Microfabricated Fixed-Target Supports for Protein Crystallography

Over the last decade, brilliant, coherent femtosecond X-ray free-electron lasers (1012 photons/pulse) have revolutionized structural biology by enabling ultrafast, room-temperature protein structure and dynamics studies. Using a diffract-before-destroy approach, even weakly-diffracting micro or nanocrystals of hard-to-crystallize proteins can be studied, but challenges exist in efficiently delivering thousands of crystals to the X-ray beam while maintaining crystal integrity in a vacuum environment.   Microfabricated fixed-target supports are an exciting alternative to widely used liquid jet-based technologies as they offer distinct advantages like significantly lower sample consumption, control over sample distribution, and the ability to incorporate stimuli like ligands, caged reactants, or electric fields “on-chip” for dynamic time-resolved experiments.
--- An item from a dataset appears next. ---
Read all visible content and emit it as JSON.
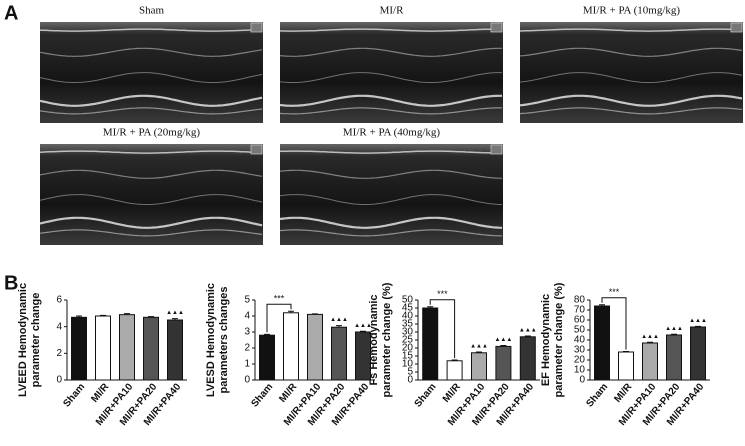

This work focuses on the development of robust, hot-embossed cyclic olefin copolymer (COC) fixed-target supports with ultra-thin, tunable water barrier films made from COC and graphene. These supports are inexpensive, maintain protein crystal hydration over extended periods of time, while contributing minimally to the X-ray scatter background compared to existing silicon or polymer-based supports. The enclosing COC thin films can be functionalized and patterned using UV-initiated photo-grafting of acrylic acid monomers, which can be further derivatized to create different charge or affinity binding moieties that act as “universal” protein crystal nucleation sites. This enables precise control of protein crystal sample distribution on fixed targets that can drastically improve sample hit-rates and reduce data collection time to a few minutes. Specific protein binding-driven crystal nucleation provides an alternative strategy for protein crystallization, particularly for proteins that are difficult to express and crystallize or have slow crystallization kinetics.